In this study, the daily dose of UVB exposure by the active device was set as 15.6 mJ/cm2 for the safety of our participants. This dose was much less than the average minimal erythema dose, a minimal dose of UVB radiation that produces erythema in Koreans [22, 23]. We also performed UVB phototherapy on a relatively small skin area compared to other existing studies. For these reasons, although some adverse skin reactions such as mild erythema were observed in the experimental group, all of these adverse reactions were mild and reversible. Most of them were self-limited and only a few required additional treatment. The further improvement of proto-type wearable UVB devices may reduce the possibility of adverse effects, facilitating the clinical application of an advanced wearable device for vitamin D supplementation in the future.

Diet can be another source of vitamin D. However, oral preparations are ineffective for those with malabsorption syndromes [24]. Also, there are concerns about toxic effects such as confusion, vomiting, and abdominal pain by the excessive dietary intake of vitamin D [25]. In contrast, UVB phototherapy delivered via a wearable device has no risk of vitamin D intoxication since the human body can regulate the quantity of cutaneous vitamin D produced from UVB radiation [26].

The strengths of this study include a large study population consisting of healthy adults without medical and psychiatric comorbidities. In addition, we obtained information on the amount of sunlight exposure, dietary intake of vitamin D, and blood parameters related to vitamin D metabolism, all of which can affect serum 25(OH)D levels significantly. Moreover, our study was the first randomized controlled trial providing some evidence for the clinical application of a proto-type wearable LED UVB light-emitting device for vitamin D production in the general population.

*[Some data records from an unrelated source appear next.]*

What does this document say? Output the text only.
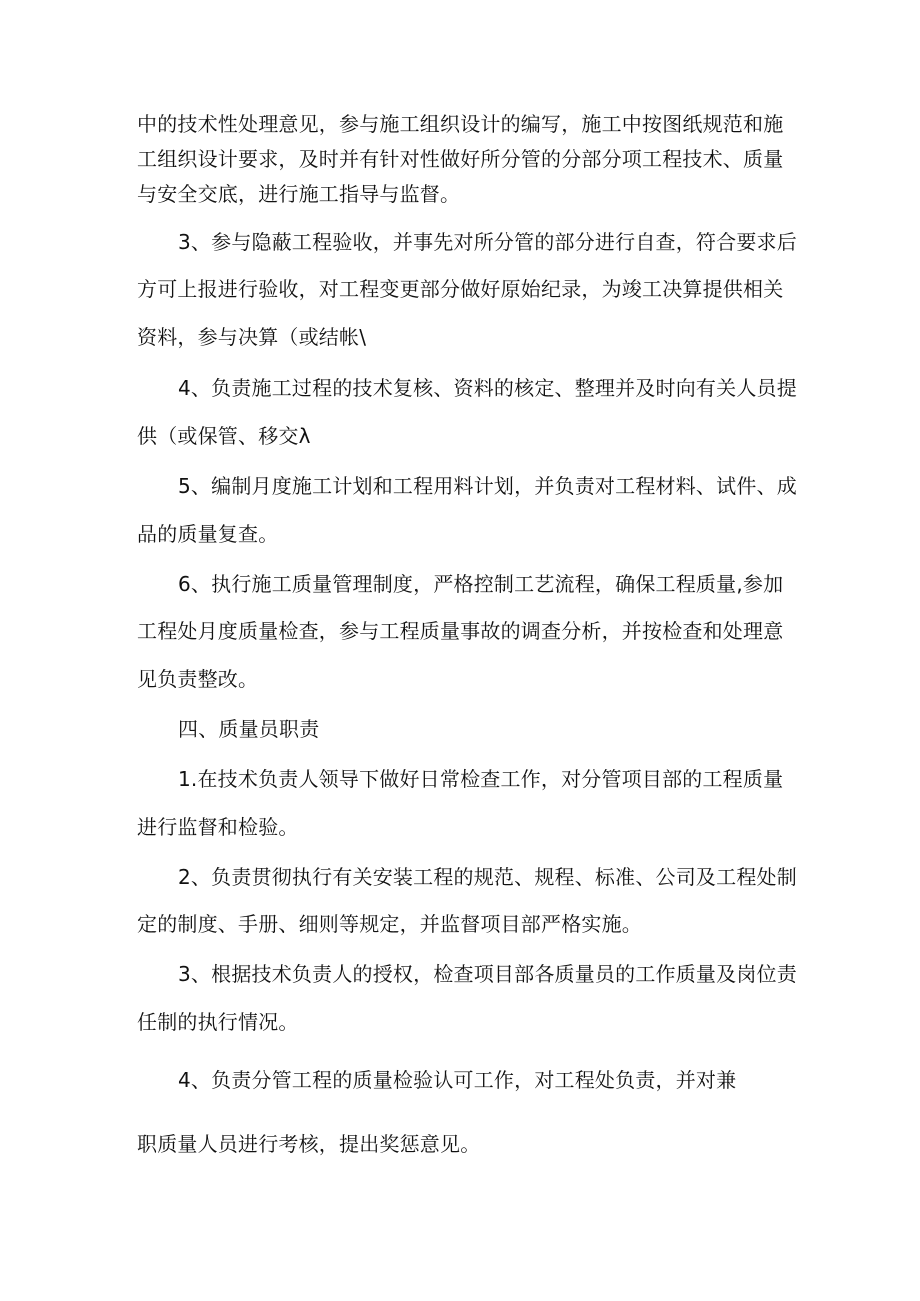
中的技术性处理意见，参与施工组织设计的编写，施工中按图纸规范和施
工组织设计要求，及时并有针对性做好所分管的分部分项工程技术、质量
与安全交底，进行施工指导与监督。
3、参与隐蔽工程验收，并事先对所分管的部分进行自查，符合要求后
方可上报进行验收，对工程变更部分做好原始纪录，为竣工决算提供相关
资料，参与决算（或结帐\
4、负责施工过程的技术复核、资料的核定、整理并及时向有关人员提
供（或保管、移交λ
5、编制月度施工计划和工程用料计划，并负责对工程材料、试件、成
品的质量复查。
6、执行施工质量管理制度，严格控制工艺流程，确保工程质量,参加
工程处月度质量检查，参与工程质量事故的调查分析，并按检查和处理意
见负责整改。
四、质量员职责
1.在技术负责人领导下做好日常检查工作，对分管项目部的工程质量
进行监督和检验。
2、负责贯彻执行有关安装工程的规范、规程、标准、公司及工程处制
定的制度、手册、细则等规定，并监督项目部严格实施。
3、根据技术负责人的授权，检查项目部各质量员的工作质量及岗位责
任制的执行情况。
4、负责分管工程的质量检验认可工作，对工程处负责，并对兼
职质量人员进行考核，提出奖惩意见。
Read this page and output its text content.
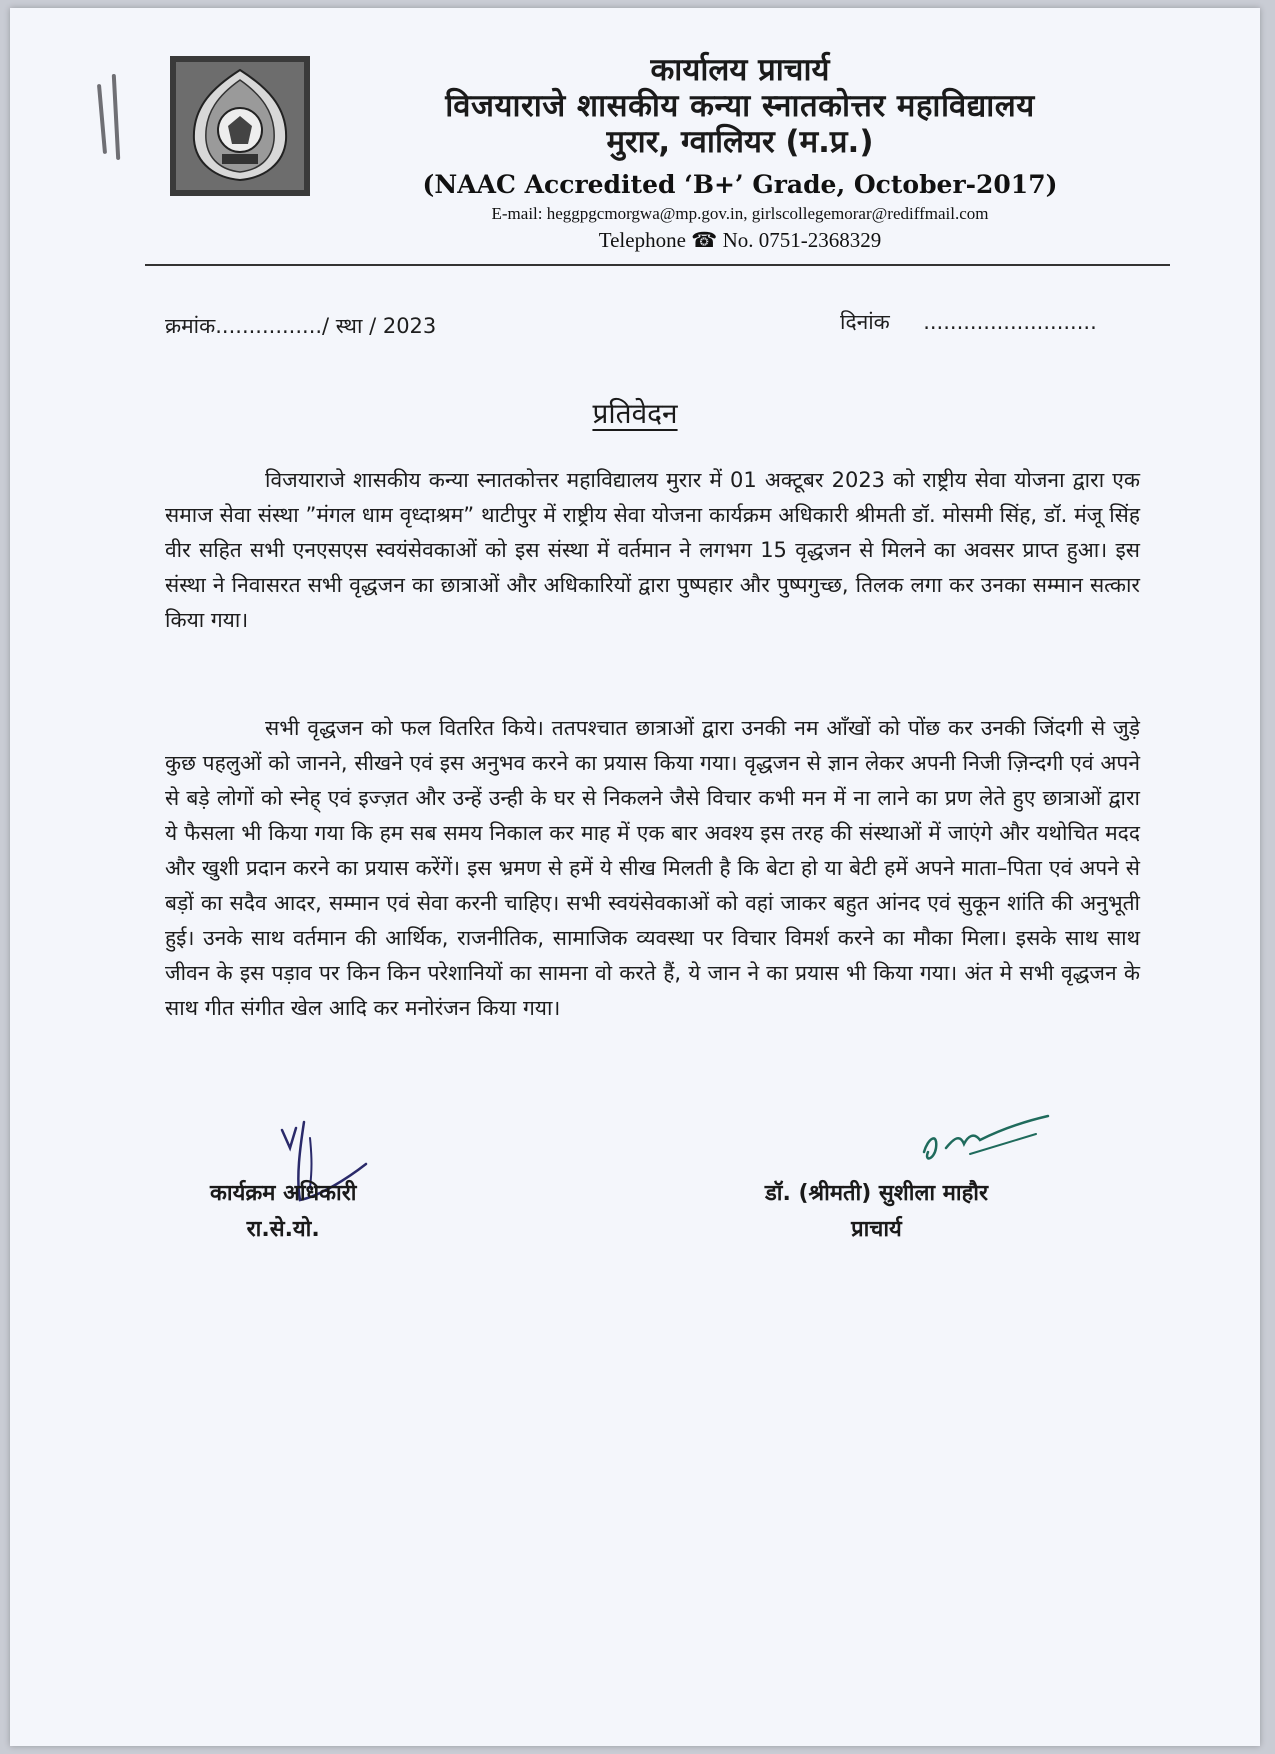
कार्यालय प्राचार्य
विजयाराजे शासकीय कन्या स्नातकोत्तर महाविद्यालय
मुरार, ग्वालियर (म.प्र.)
(NAAC Accredited ‘B+’ Grade, October-2017)
E-mail: heggpgcmorgwa@mp.gov.in, girlscollegemorar@rediffmail.com
Telephone ☎ No. 0751-2368329
क्रमांक................/ स्था / 2023	दिनांक ..........................
प्रतिवेदन

विजयाराजे शासकीय कन्या स्नातकोत्तर महाविद्यालय मुरार में 01 अक्टूबर 2023 को राष्ट्रीय सेवा योजना द्वारा एक समाज सेवा संस्था ”मंगल धाम वृध्दाश्रम” थाटीपुर में राष्ट्रीय सेवा योजना कार्यक्रम अधिकारी श्रीमती डॉ. मोसमी सिंह, डॉ. मंजू सिंह वीर सहित सभी एनएसएस स्वयंसेवकाओं को इस संस्था में वर्तमान ने लगभग 15 वृद्धजन से मिलने का अवसर प्राप्त हुआ। इस संस्था ने निवासरत सभी वृद्धजन का छात्राओं और अधिकारियों द्वारा पुष्पहार और पुष्पगुच्छ, तिलक लगा कर उनका सम्मान सत्कार किया गया।

सभी वृद्धजन को फल वितरित किये। ततपश्चात छात्राओं द्वारा उनकी नम आँखों को पोंछ कर उनकी जिंदगी से जुड़े कुछ पहलुओं को जानने, सीखने एवं इस अनुभव करने का प्रयास किया गया। वृद्धजन से ज्ञान लेकर अपनी निजी ज़िन्दगी एवं अपने से बड़े लोगों को स्नेह् एवं इज्ज़त और उन्हें उन्ही के घर से निकलने जैसे विचार कभी मन में ना लाने का प्रण लेते हुए छात्राओं द्वारा ये फैसला भी किया गया कि हम सब समय निकाल कर माह में एक बार अवश्य इस तरह की संस्थाओं में जाएंगे और यथोचित मदद और खुशी प्रदान करने का प्रयास करेंगें। इस भ्रमण से हमें ये सीख मिलती है कि बेटा हो या बेटी हमें अपने माता–पिता एवं अपने से बड़ों का सदैव आदर, सम्मान एवं सेवा करनी चाहिए। सभी स्वयंसेवकाओं को वहां जाकर बहुत आंनद एवं सुकून शांति की अनुभूती हुई। उनके साथ वर्तमान की आर्थिक, राजनीतिक, सामाजिक व्यवस्था पर विचार विमर्श करने का मौका मिला। इसके साथ साथ जीवन के इस पड़ाव पर किन किन परेशानियों का सामना वो करते हैं, ये जान ने का प्रयास भी किया गया। अंत मे सभी वृद्धजन के साथ गीत संगीत खेल आदि कर मनोरंजन किया गया।

कार्यक्रम अधिकारी
रा.से.यो.
डॉ. (श्रीमती) सुशीला माहौर
प्राचार्य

This study also had several limitations to be considered. First, we performed PP analysis instead of intention-to-treat analysis, which may have led to selection bias. However, we found a low drop-out rate after excluding dropouts due to adverse skin reactions, and our data also found good compliance in both study groups, which could mitigate the possibility of selection bias. Second, the adverse skin reaction rate was 11.8% and this rate could be a considerable obstacle for clinical application of wearable devices for UVB phototherapy. However, all the adverse reactions had subsided without dermatological treatment. We also used the test device before intervention, to exclude participants with high risk of adverse skin reactions. In addition, we are developing a safer and more efficient device compared to the proto-type device used in this study. Third, we could not collect information on the Fitzpatrick skin type of each participant. Melanin pigment, the principal determinant of the Fitzpatrick skin type, might compromise vitamin D photosynthesis [27]. However, a recent study revealed that the inhibitory effects of melanin were limited [28]. Last, the study protocol was registered in the clinical trials registry after the initiation of the study. Although the CRIS, a Korean clinical trials registry platform, allows retrospective registration, we should have registered the study protocol in advance to meet international research standards.

In conclusion, the two-minute daily use of a proto-type wearable LED UVB device for 4 weeks was effective in improving serum 25(OH)D status. UVB phototherapy using a proto-type wearable device could be a novel and alternative option for vitamin D supplementation. Although we found only a modest increase of serum 25(OH)D, this study could be an introductory exploration for providing a possibility for clinical application of wearable devices. Furthermore, the clinical effects of a wearable device might be more remarkable when applied to a larger skin area over a longer period of time. Further research on the efficacy of wearable UVB LED devices of different wavelengths, such as 293 nm or 295 nm, is also needed to develop a more efficient wearable device. Given the considerable influence of inadequate vitamin D nutritional status on health, future longitudinal and methodologically robust studies are required to clarify the beneficial effects and safety of a wearable LED UVB device.